I began coming to terms with my curls – at their best after a wash the night before and slept on slightly damp – when I was in my later years of school. YouTube videos about deep conditioning, how often to wash, and dealing with humidity taught me that my hair wasn’t isolating, and that there are so many people out there who get it. I grew to love it, and be proud of it; it became something I got excited about showing off to the world.

To this day, I’ve only heat-straightened it thrice – and every time I’ve washed it it’s felt like I’m back home. I don’t wish my curls away anymore.

Hair and rebellion

Our school didn’t allow us to dye our hair, and I’d always wanted to do something fun and exciting to it, so one day during my gap year I swung by the hairdressers and got bright red streaks through it. Upon coming home, my shocked mum told me to hide in the kitchen as she broke the news to my father when he pulled up in the driveway. I was brought up to perceive those who dyed their hair to be “troublemakers”, and that I was a good girl whose world existed separate to theirs. Yet, there I was, confronting my parents with a situation where they would have to justify and explain my rebellious hairdo to our community.

To those around me, my hair was a statement to society about the circles I would stereotypically occupy. It was a (flawed) indicator of how much I respected my parents and elders, and my professionalism and credibility to the working world. And so, when the red faded to a light brown, it was a relief to everyone.

I dyed my full head of hair brown on the afternoon before I left my life in Singapore behind, and flew to Australia for university.

Hair and queerness*

It was 31 July 2016. The barbers in Macquarie Centre, Sydney were both amused and immensely excited when I stepped in and asked them to shave it off. My hair was, at this time, halfway down my back, with the dark brown roots exposed and transitioning to a lighter shade after half a year of growth.

“Like a number zero?”

“What?”

“To the skin?”

“Yep.”

“Are you sure?”

They had lots of fun gelling it up into a mohawk using handfuls of gel, playing around with leaving awkwardly hilarious bunches of hair while the rest of my head was bald, and getting lots of photos. And then, it was all gone.

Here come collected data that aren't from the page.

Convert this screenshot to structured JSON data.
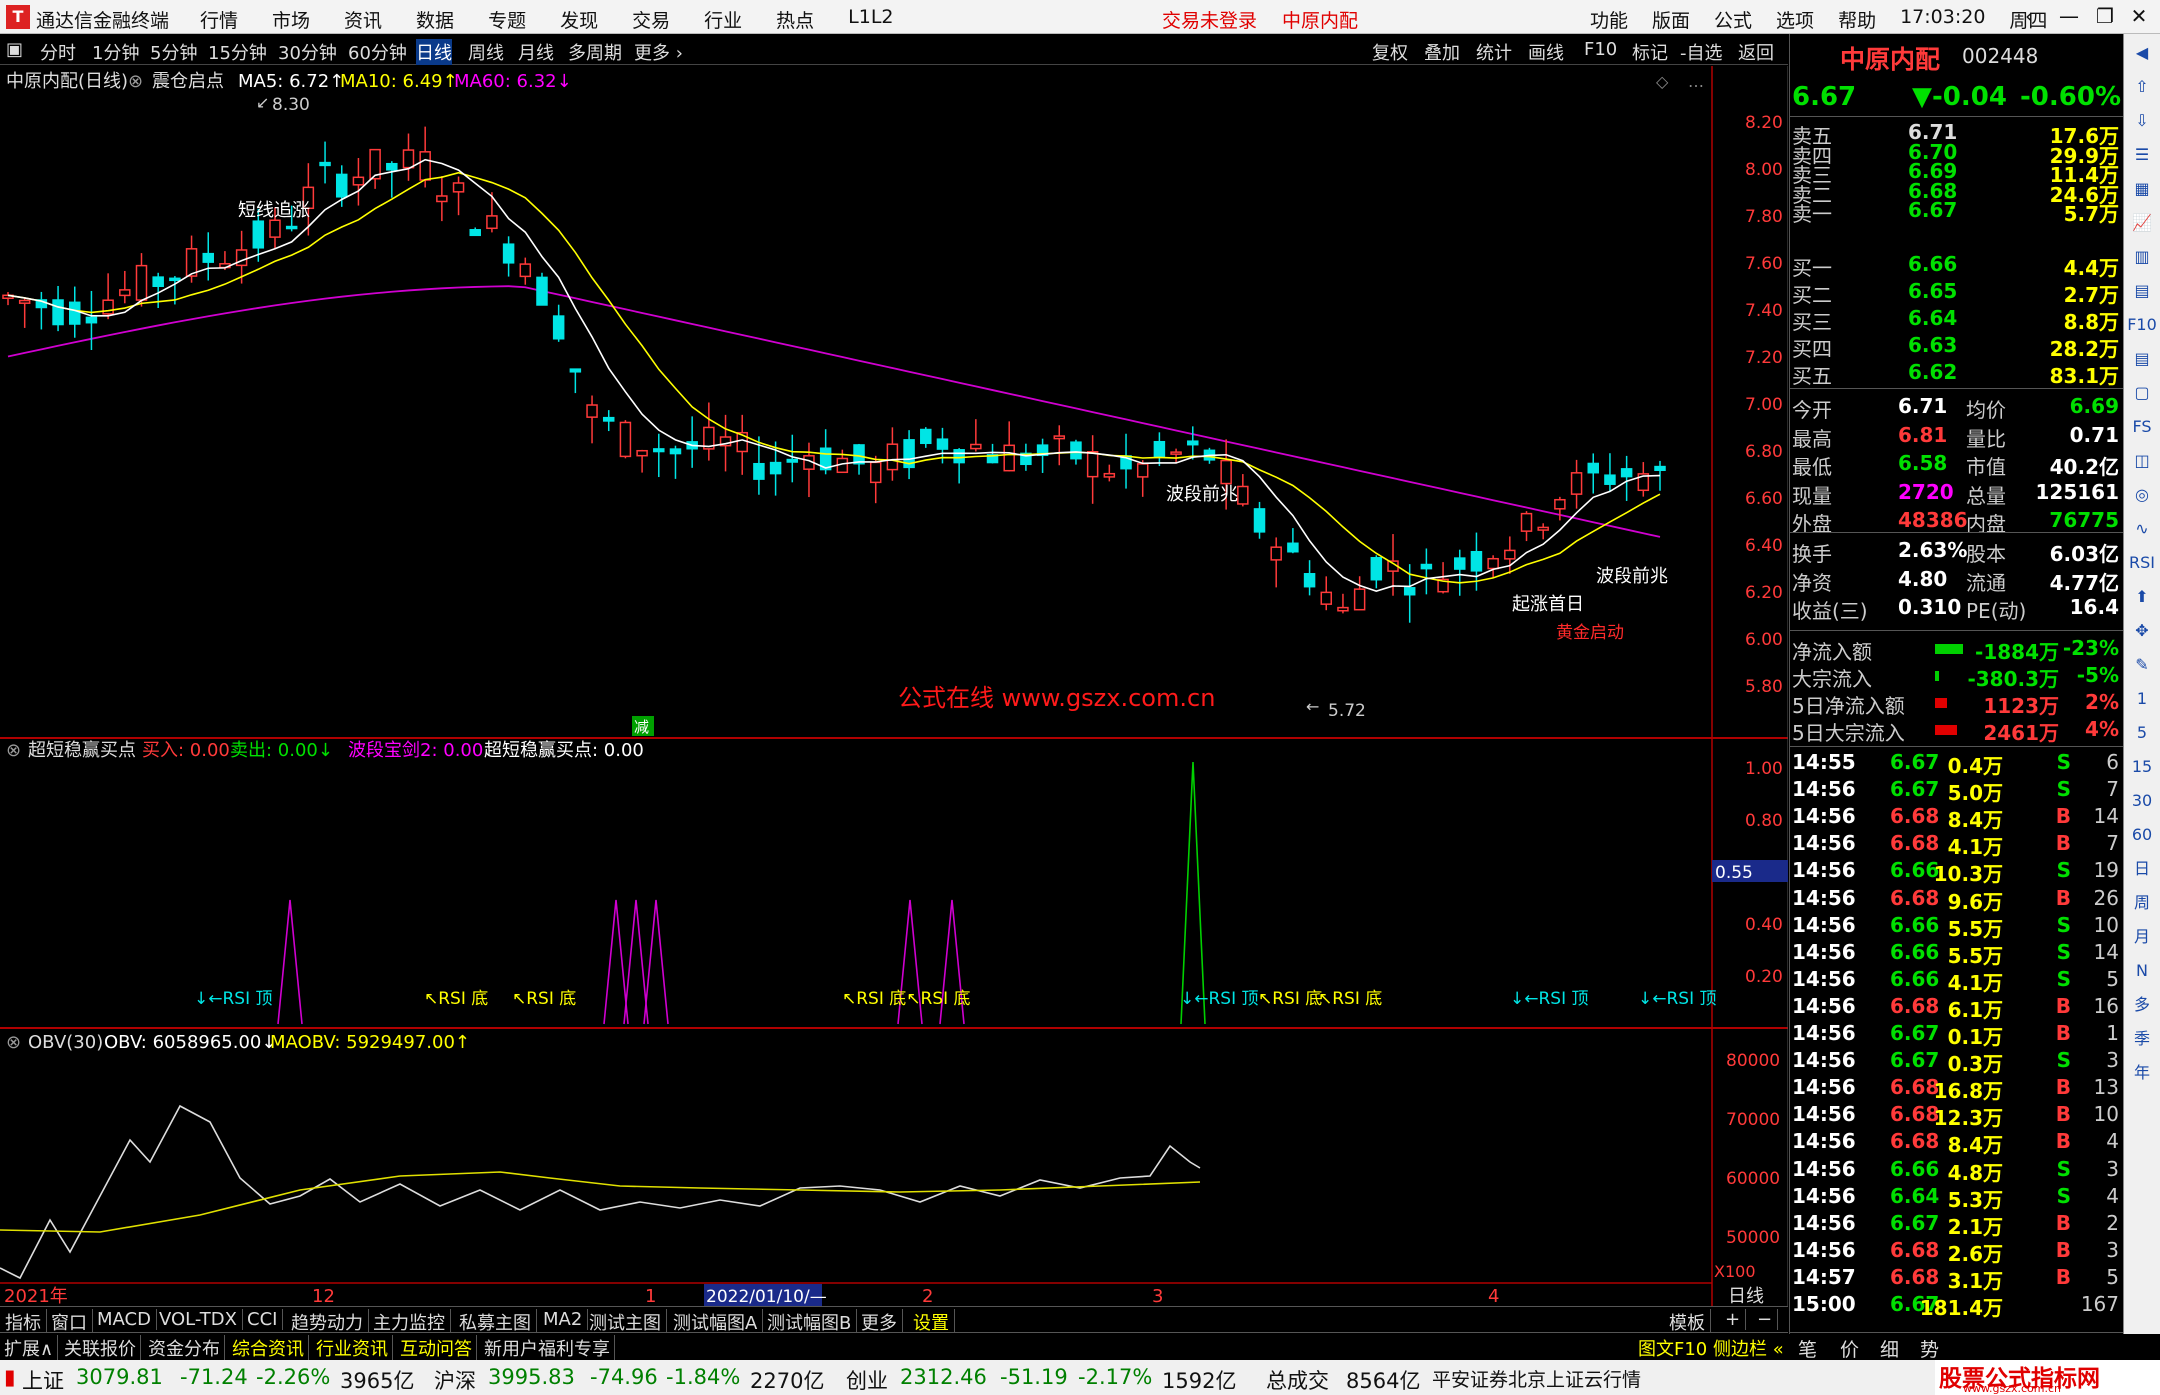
{
  "app": {
    "title": "通达信金融终端",
    "logo_char": "T"
  },
  "menu": [
    "行情",
    "市场",
    "资讯",
    "数据",
    "专题",
    "发现",
    "交易",
    "行业",
    "热点",
    "L1L2"
  ],
  "trade_status": "交易未登录",
  "header_stock": "中原内配",
  "right_menu": [
    "功能",
    "版面",
    "公式",
    "选项",
    "帮助"
  ],
  "clock": "17:03:20",
  "weekday": "周四",
  "periods": [
    "分时",
    "1分钟",
    "5分钟",
    "15分钟",
    "30分钟",
    "60分钟",
    "日线",
    "周线",
    "月线",
    "多周期",
    "更多 ›"
  ],
  "selected_period": "日线",
  "tools": [
    "复权",
    "叠加",
    "统计",
    "画线",
    "F10",
    "标记",
    "-自选",
    "返回"
  ],
  "chart_info": {
    "name": "中原内配(日线)",
    "indicator": "震仓启点",
    "ma5": "MA5: 6.72↑",
    "ma10": "MA10: 6.49↑",
    "ma60": "MA60: 6.32↓"
  },
  "annotations": {
    "high": "8.30",
    "low": "5.72",
    "a1": "短线追涨",
    "a2": "波段前兆",
    "a3": "波段前兆",
    "a4": "起涨首日",
    "a5": "黄金启动",
    "watermark": "公式在线  www.gszx.com.cn",
    "minus": "减"
  },
  "price_axis": [
    "8.20",
    "8.00",
    "7.80",
    "7.60",
    "7.40",
    "7.20",
    "7.00",
    "6.80",
    "6.60",
    "6.40",
    "6.20",
    "6.00",
    "5.80"
  ],
  "panel2": {
    "title": "超短稳赢买点",
    "buy": "买入: 0.00",
    "sell": "卖出: 0.00↓",
    "wave": "波段宝剑2: 0.00",
    "pts": "超短稳赢买点: 0.00",
    "axis": [
      "1.00",
      "0.80",
      "0.40",
      "0.20"
    ],
    "cursor": "0.55",
    "labels": [
      "↓←RSI 顶",
      "↖RSI 底",
      "↖RSI 底",
      "↖RSI 底↖RSI 底",
      "↓←RSI 顶",
      "↖RSI 底",
      "↖RSI 底",
      "↓←RSI 顶",
      "↓←RSI 顶"
    ]
  },
  "panel3": {
    "title": "OBV(30)",
    "obv": "OBV: 6058965.00↓",
    "maobv": "MAOBV: 5929497.00↑",
    "axis": [
      "80000",
      "70000",
      "60000",
      "50000"
    ],
    "unit": "X100"
  },
  "time_axis": {
    "labels": [
      "2021年",
      "12",
      "1",
      "2",
      "3",
      "4"
    ],
    "cursor": "2022/01/10/—",
    "period": "日线"
  },
  "tabs1": [
    "指标",
    "窗口",
    "MACD",
    "VOL-TDX",
    "CCI",
    "趋势动力",
    "主力监控",
    "私募主图",
    "MA2",
    "测试主图",
    "测试幅图A",
    "测试幅图B",
    "更多",
    "设置"
  ],
  "tabs1_right": [
    "模板",
    "+",
    "−"
  ],
  "tabs2": [
    "扩展∧",
    "关联报价",
    "资金分布",
    "综合资讯",
    "行业资讯",
    "互动问答",
    "新用户福利专享"
  ],
  "tabs2_right": "图文F10 侧边栏 «",
  "quote": {
    "name": "中原内配",
    "code": "002448",
    "price": "6.67",
    "change": "▼-0.04",
    "pct": "-0.60%",
    "asks": [
      {
        "l": "卖五",
        "p": "6.71",
        "v": "17.6万"
      },
      {
        "l": "卖四",
        "p": "6.70",
        "v": "29.9万"
      },
      {
        "l": "卖三",
        "p": "6.69",
        "v": "11.4万"
      },
      {
        "l": "卖二",
        "p": "6.68",
        "v": "24.6万"
      },
      {
        "l": "卖一",
        "p": "6.67",
        "v": "5.7万"
      }
    ],
    "bids": [
      {
        "l": "买一",
        "p": "6.66",
        "v": "4.4万"
      },
      {
        "l": "买二",
        "p": "6.65",
        "v": "2.7万"
      },
      {
        "l": "买三",
        "p": "6.64",
        "v": "8.8万"
      },
      {
        "l": "买四",
        "p": "6.63",
        "v": "28.2万"
      },
      {
        "l": "买五",
        "p": "6.62",
        "v": "83.1万"
      }
    ],
    "stats": [
      [
        "今开",
        "6.71",
        "均价",
        "6.69"
      ],
      [
        "最高",
        "6.81",
        "量比",
        "0.71"
      ],
      [
        "最低",
        "6.58",
        "市值",
        "40.2亿"
      ],
      [
        "现量",
        "2720",
        "总量",
        "125161"
      ],
      [
        "外盘",
        "48386",
        "内盘",
        "76775"
      ]
    ],
    "stats2": [
      [
        "换手",
        "2.63%",
        "股本",
        "6.03亿"
      ],
      [
        "净资",
        "4.80",
        "流通",
        "4.77亿"
      ],
      [
        "收益(三)",
        "0.310",
        "PE(动)",
        "16.4"
      ]
    ],
    "flows": [
      [
        "净流入额",
        "-1884万",
        "-23%"
      ],
      [
        "大宗流入",
        "-380.3万",
        "-5%"
      ],
      [
        "5日净流入额",
        "1123万",
        "2%"
      ],
      [
        "5日大宗流入",
        "2461万",
        "4%"
      ]
    ],
    "ticks": [
      [
        "14:55",
        "6.67",
        "0.4万",
        "S",
        "6"
      ],
      [
        "14:56",
        "6.67",
        "5.0万",
        "S",
        "7"
      ],
      [
        "14:56",
        "6.68",
        "8.4万",
        "B",
        "14"
      ],
      [
        "14:56",
        "6.68",
        "4.1万",
        "B",
        "7"
      ],
      [
        "14:56",
        "6.66",
        "10.3万",
        "S",
        "19"
      ],
      [
        "14:56",
        "6.68",
        "9.6万",
        "B",
        "26"
      ],
      [
        "14:56",
        "6.66",
        "5.5万",
        "S",
        "10"
      ],
      [
        "14:56",
        "6.66",
        "5.5万",
        "S",
        "14"
      ],
      [
        "14:56",
        "6.66",
        "4.1万",
        "S",
        "5"
      ],
      [
        "14:56",
        "6.68",
        "6.1万",
        "B",
        "16"
      ],
      [
        "14:56",
        "6.67",
        "0.1万",
        "B",
        "1"
      ],
      [
        "14:56",
        "6.67",
        "0.3万",
        "S",
        "3"
      ],
      [
        "14:56",
        "6.68",
        "16.8万",
        "B",
        "13"
      ],
      [
        "14:56",
        "6.68",
        "12.3万",
        "B",
        "10"
      ],
      [
        "14:56",
        "6.68",
        "8.4万",
        "B",
        "4"
      ],
      [
        "14:56",
        "6.66",
        "4.8万",
        "S",
        "3"
      ],
      [
        "14:56",
        "6.64",
        "5.3万",
        "S",
        "4"
      ],
      [
        "14:56",
        "6.67",
        "2.1万",
        "B",
        "2"
      ],
      [
        "14:56",
        "6.68",
        "2.6万",
        "B",
        "3"
      ],
      [
        "14:57",
        "6.68",
        "3.1万",
        "B",
        "5"
      ],
      [
        "15:00",
        "6.67",
        "181.4万",
        "",
        "167"
      ]
    ],
    "bottom_tabs": [
      "笔",
      "价",
      "细",
      "势"
    ]
  },
  "side_icons": [
    "RSI",
    "F10",
    "FS",
    "1",
    "5",
    "15",
    "30",
    "60",
    "日",
    "周",
    "月",
    "N",
    "多",
    "季",
    "年"
  ],
  "status": {
    "sh_name": "上证",
    "sh": "3079.81",
    "sh_chg": "-71.24",
    "sh_pct": "-2.26%",
    "sh_amt": "3965亿",
    "sz_name": "沪深",
    "sz": "3995.83",
    "sz_chg": "-74.96",
    "sz_pct": "-1.84%",
    "sz_amt": "2270亿",
    "cy_name": "创业",
    "cy": "2312.46",
    "cy_chg": "-51.19",
    "cy_pct": "-2.17%",
    "cy_amt": "1592亿",
    "total_name": "总成交",
    "total": "8564亿",
    "server": "平安证券北京上证云行情",
    "brand": "股票公式指标网",
    "brand_url": "www.gszx.com.cn"
  },
  "colors": {
    "up": "#ff3a3a",
    "down": "#00e5e5",
    "ma5": "#ffffff",
    "ma10": "#ffff00",
    "ma60": "#d000d0"
  }
}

Suddenly, I was visibly queer* (even though there is no way to ‘look queer*’). I was still the same person, and yet now the world saw me as a whole bunch of new stereotypes I’d never been associated with before. I was now perceived as a “butch” lesbian. My pronouns, which were never before questioned, now had to be clarified/corrected (which, can I just say, is problematic in itself that they were always assumed to begin with). My partner at the time and I were also less likely to be mistaken as friends, and were more vulnerable to homophobia. I also had to assert my femininity, now more than ever, through make-up, clothing and words.

My mum refused to see photos of me for three weeks after it happened, until she had no choice but to face the reality that was my new Facebook profile picture. Our phone calls started to conclude with: “Sumi, please grow your hair out again. I miss my baby’s beautiful curls.”

There were things about my womanhood that I assumed were universal, which I only then realised were conditional. This is something I am still coming to terms with today, buzzed hair and all. If there’s one thing I know for sure, it is that I am me and my hair is mine.